Like a dot-com founder whose company never went bust, Julie Young has steered an internet-based growth rocket for 15 years. Since creating the first state online school — the proverbial "first mover advantage" in investing lingo — she's parlayed it into a $120-million-a-year operation that's among the nation's largest K-12 schools, with so many students that it's bigger than 41 of the state's 67 geographically defined districts.

And after all that growth, Young and Florida Virtual School may just be getting started. Her operation enrolled more than 120,000 Florida students in 2010-11 in more than 110 courses, from driver's education to Advanced Placement Art History.

Florida Virtual has even developed a global brand, with students in 49 states and 46 countries taking classes. This year, Young inked a revenue-sharing deal with textbook publisher Pearson to sell Florida Virtual's courses nationally as "Pearson Virtual Learning Powered by Florida Virtual School."

Former Gov.

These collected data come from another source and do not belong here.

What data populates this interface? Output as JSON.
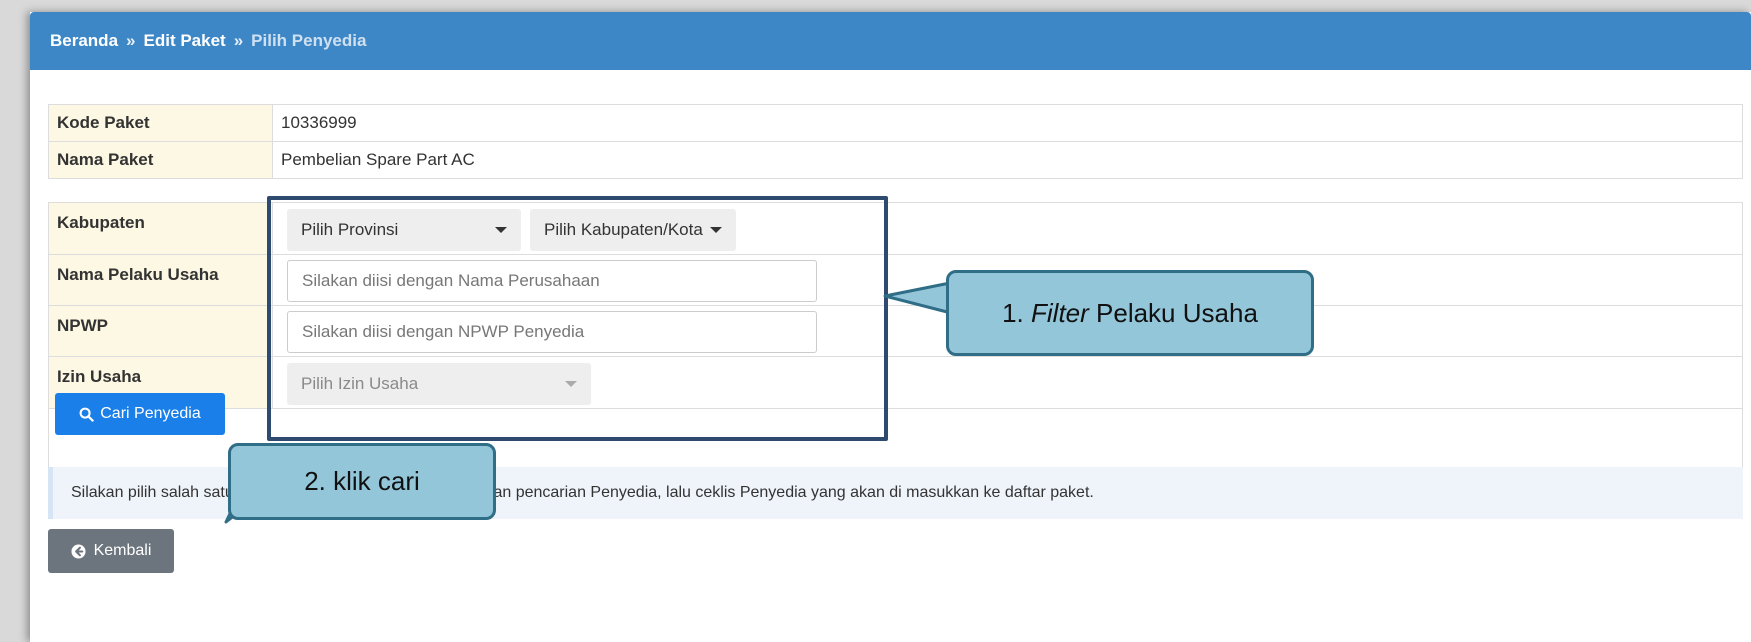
{
  "breadcrumb": {
    "home": "Beranda",
    "sep1": "»",
    "edit": "Edit Paket",
    "sep2": "»",
    "current": "Pilih Penyedia"
  },
  "info": {
    "kode_label": "Kode Paket",
    "kode_value": "10336999",
    "nama_label": "Nama Paket",
    "nama_value": "Pembelian Spare Part AC"
  },
  "filter": {
    "kabupaten_label": "Kabupaten",
    "provinsi_select": "Pilih Provinsi",
    "kabkota_select": "Pilih Kabupaten/Kota",
    "nama_label": "Nama Pelaku Usaha",
    "nama_placeholder": "Silakan diisi dengan Nama Perusahaan",
    "npwp_label": "NPWP",
    "npwp_placeholder": "Silakan diisi dengan NPWP Penyedia",
    "izin_label": "Izin Usaha",
    "izin_select": "Pilih Izin Usaha"
  },
  "buttons": {
    "cari": "Cari Penyedia",
    "kembali": "Kembali"
  },
  "alert_text": "Silakan pilih salah satu paramater pencarian untuk melakukan pencarian Penyedia, lalu ceklis Penyedia yang akan di masukkan ke daftar paket.",
  "callouts": {
    "one_prefix": "1. ",
    "one_italic": "Filter",
    "one_suffix": " Pelaku Usaha",
    "two": "2. klik cari"
  },
  "icons": {
    "search": "search-icon",
    "back": "arrow-circle-left-icon",
    "dropdown": "caret-down-icon"
  },
  "colors": {
    "header": "#3d87c7",
    "primary_button": "#1a7fe8",
    "secondary_button": "#6c757d",
    "label_bg": "#fcf8e3",
    "callout_fill": "#94c6da",
    "callout_border": "#2f6e86",
    "highlight_border": "#2e4a6e"
  }
}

Jeb Bush, who encouraged the online school initiative, says Young has created "by far and away, the largest government-sponsored virtual school, many, many fold."

Not bad for someone who didn't even know she was an entrepreneur until she had been one for several years.

Julie Young
"We made the decision that if something wasn't working, we were not going to wait to the next school year to change it," says Julie Young, with staff members. [Photo: Brook Pifer]

Staff

Administrators - 78

Non-instructional - 233

Full-time teachers - 1,035

Adjunct teachers - 69

Total - 1,415

The Kentucky native started as an elementary school teacher in Lee County in 1981, then became a middle school teacher, curriculum specialist, technology specialist, staff development specialist and assistant principal. "I get bored," she says.

She cut her technology teeth on Apple IIe and EduQuest machines, crawling under desks, running wires. When, as an assistant principal, she followed her husband to his new job in Orlando, Young was approached by Orange County school administrators in 1997 to lead that county's share of a $200,000 state "Break the Mold" grant to establish the school that grew into Florida Virtual.

It was an auspicious time for the venture in Florida. Then-Education Commissioner Frank Brogan (later lieutenant governor and now State University System chancellor) was keen on the project, as was Bush, who became governor two years later and made education reform the hallmark of his career. Bush says he encouraged Young to "think big." She did.

Key strategic decisions helped. Brogan saw in emerging digital education a good fit with a need to reach underserved students in innovative ways. Young praises Brogan for eliminating roadblocks and for the foresight to get the Legislature to initially fund Florida Virtual separately from district schools so it wouldn't compete with them for funding.

Young, for her part, settled early on the idea that student accomplishment would be the measure of the school. "We all know that seat time doesn't guarantee learning, and in some cases it obstructs learning," Young says. "I felt very strongly this is a model that needs to be based on mastery so that it can be individualized and personalized for kids."

It also lent itself to a business mindset for getting funded as Florida Virtual's revenue is based on the number of students who complete courses rather than the usual formula based on the number who warm chairs. She also chose a "high-touch" virtual model, in which students are required to have voice-to-voice contact with teachers rather than communicate solely online.